Le 10 juin, lors de la séance plénière de la Région ayant à l’ordre du jour l’avis de la collectivité sur le projet de loi-programme pour l’Outre-mer, les conseillers régionaux ont adopté une motion de solidarité envers les élus mis en cause, et demandant la concertation et le dialogue « pour examiner ensemble les problèmes et trouver ensemble des solutions ». Le lendemain, deux motions sont présentées à la séance plénière du Conseil général. La première apporte la solidarité de l’assemblée aux maires, et soutient la proposition de l’AMDR de « réclamer à l’Union européenne et à l’Etat de rétablir le co-financement à hauteur de 80% au lieu des 30% actuels ».
L’enjeu du financement est en effet considérable. Ce sont plus de 365 millions d’euros à débourser pour la mise aux normes européennes de tous les réseaux d’assainissement à La Réunion. Et sur cette somme, l’Etat propose 62 millions d’euros, a rappelé Maurice Gironcel, 1er vice-président du Conseil général, lors de la dernière séance plénière. Sur la base de ce financement, l’élu indique que sur le territoire de la CINOR, et compte tenu des subventions, la facture payée par l’usager sera une hausse de 400% de la taxe d’assainissement.
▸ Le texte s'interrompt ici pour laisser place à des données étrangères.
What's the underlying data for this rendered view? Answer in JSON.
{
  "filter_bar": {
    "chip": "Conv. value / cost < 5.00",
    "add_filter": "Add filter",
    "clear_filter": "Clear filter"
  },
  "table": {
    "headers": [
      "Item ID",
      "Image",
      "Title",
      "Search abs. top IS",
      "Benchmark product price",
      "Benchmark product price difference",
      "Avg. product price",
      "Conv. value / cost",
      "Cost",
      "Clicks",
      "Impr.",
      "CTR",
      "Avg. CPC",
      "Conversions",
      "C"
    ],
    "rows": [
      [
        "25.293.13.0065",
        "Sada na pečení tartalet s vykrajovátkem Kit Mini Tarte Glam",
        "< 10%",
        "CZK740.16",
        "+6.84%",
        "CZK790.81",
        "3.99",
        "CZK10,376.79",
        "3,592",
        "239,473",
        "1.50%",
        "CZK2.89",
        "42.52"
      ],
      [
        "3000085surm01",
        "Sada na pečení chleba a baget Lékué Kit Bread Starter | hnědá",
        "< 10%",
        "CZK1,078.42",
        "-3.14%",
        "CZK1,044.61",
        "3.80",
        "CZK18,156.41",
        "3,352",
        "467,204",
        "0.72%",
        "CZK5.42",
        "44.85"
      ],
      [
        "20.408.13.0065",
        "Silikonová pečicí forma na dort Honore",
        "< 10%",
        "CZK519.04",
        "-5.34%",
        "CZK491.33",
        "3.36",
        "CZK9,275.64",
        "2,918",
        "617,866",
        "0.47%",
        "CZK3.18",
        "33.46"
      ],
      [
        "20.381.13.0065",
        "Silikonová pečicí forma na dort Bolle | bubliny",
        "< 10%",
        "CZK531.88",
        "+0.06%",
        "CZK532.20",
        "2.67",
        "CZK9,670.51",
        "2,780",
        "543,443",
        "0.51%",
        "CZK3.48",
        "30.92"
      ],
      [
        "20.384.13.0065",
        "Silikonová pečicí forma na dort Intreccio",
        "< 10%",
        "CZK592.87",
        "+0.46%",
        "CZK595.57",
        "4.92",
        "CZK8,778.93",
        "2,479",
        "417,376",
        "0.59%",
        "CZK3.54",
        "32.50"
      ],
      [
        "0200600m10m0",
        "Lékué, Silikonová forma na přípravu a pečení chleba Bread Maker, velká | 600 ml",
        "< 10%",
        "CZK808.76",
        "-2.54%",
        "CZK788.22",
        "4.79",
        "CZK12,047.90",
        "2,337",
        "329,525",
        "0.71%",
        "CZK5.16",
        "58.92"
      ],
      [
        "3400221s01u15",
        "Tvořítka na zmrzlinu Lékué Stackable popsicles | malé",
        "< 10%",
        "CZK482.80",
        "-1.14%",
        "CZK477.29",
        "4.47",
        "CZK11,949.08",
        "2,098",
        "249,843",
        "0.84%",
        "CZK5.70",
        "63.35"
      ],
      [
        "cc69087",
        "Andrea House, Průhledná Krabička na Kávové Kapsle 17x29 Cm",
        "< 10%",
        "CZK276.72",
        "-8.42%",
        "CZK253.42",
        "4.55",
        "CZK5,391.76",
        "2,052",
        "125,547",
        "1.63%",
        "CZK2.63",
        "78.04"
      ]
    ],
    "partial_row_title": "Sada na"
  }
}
Une population encore plus fragilisée

Or, cette hausse interviendrait au moment où La Réunion est touchée par une augmentation généralisée des prix, notamment de première nécessité. Ce phénomène lié au contexte mondial est amplifié par les spécificités de La Réunion : insularité, chômage de masse entraînant une grande pauvreté. Ce serait donc sur les épaules d’une population dont plus de 40% a si peu de revenus qu’elle a droit à la CMU que reposerait donc l’effort financier de la mise aux normes européennes. Cette dernière décision est l’application d’une loi découlant d’une directive européenne.
Un élément important entre en jeu. Il a été évoqué lors de la dernière séance plénière du Conseil général. C’est l’annonce par Maurice Gironcel du décalage de plusieurs années entre le moment où l’Etat a appris que les nouvelles normes européennes allaient être appliquées et celui où l’Etat a informé les collectivités territoriales compétentes dans le domaine de l’assainissement.
Sachant que la mise aux normes est inéluctable, est-ce à la population de payer ce retard ?
Dans cette bataille, les collectivités ont réussi à parler d’une même voix. Ce partenariat institutionnel est essentiel pour faire avancer l’intérêt général. Cette stratégie a déjà permis d’obtenir des modifications favorables dans le projet de loi-programme. Gageons que sur la question de l’assainissement, elle débouchera sur le succès de la population réunionnaise.

Manuel Marchal


Financement : la part de l’Etat dépassera légèrement 34%

Dans un communiqué diffusé hier par le Préfecture, le préfet annonce une subvention de 126 millions d’euros pour l’assainissement, dont 73,7 millions d’euros pour les stations d’épuration. Par ailleurs, il indique que la Caisse des dépôts et consignations mettra en place cette année un total de 300 millions d’euros de prêts bonifiés pour le financement des réseaux d’assainissement.
Par ailleurs, le préfet indique que « sur les 13 communes mises en demeure, en décembre 2006, de s’équiper de stations d’épuration, toutes ont respecté l’échéance prescrite pour le dépôt de leurs dossiers (19 au total), même si certains doivent encore être complétés ». Et il annonce qu’« une commission “eau-aménagement”, composée de services de l’État et d’élus, va être installée très prochainement sous l’égide du SGAR, pour piloter la mise en place de ces financements ».
Concernant la période 2000-2006, le préfet déclare que sur les 86,2 millions de subvention consacrés aux stations d’épuration, 9,9 millions d’euros ont été utilisés. Ce qui signifie par conséquent que 77,3 millions d’euros n’ont pas été mobilisés.
Si le préfet indique une hausse des investissements « en matière d’eau et d’aménagement », force est de constater une baisse des crédits pour les stations d’épuration : de 86,2 millions d’euros à 73,7 millions d’euros, soit 13 millions d’euros de moins.
Quoi qu’il en soit, alors que les investissements sont estimés à plus de 365 millions d’euros, les subventions de l’Etat dépasseront à peine 34% de cette somme. Car il est bien entendu que les 300 millions d’euros que les élus pourront mobiliser auprès de la Caisse des dépôts et des consignations sont des prêts, pas des subventions.
La réunion d’hier à la Préfecture permet donc de clarifier la part de l’Etat dans le financement.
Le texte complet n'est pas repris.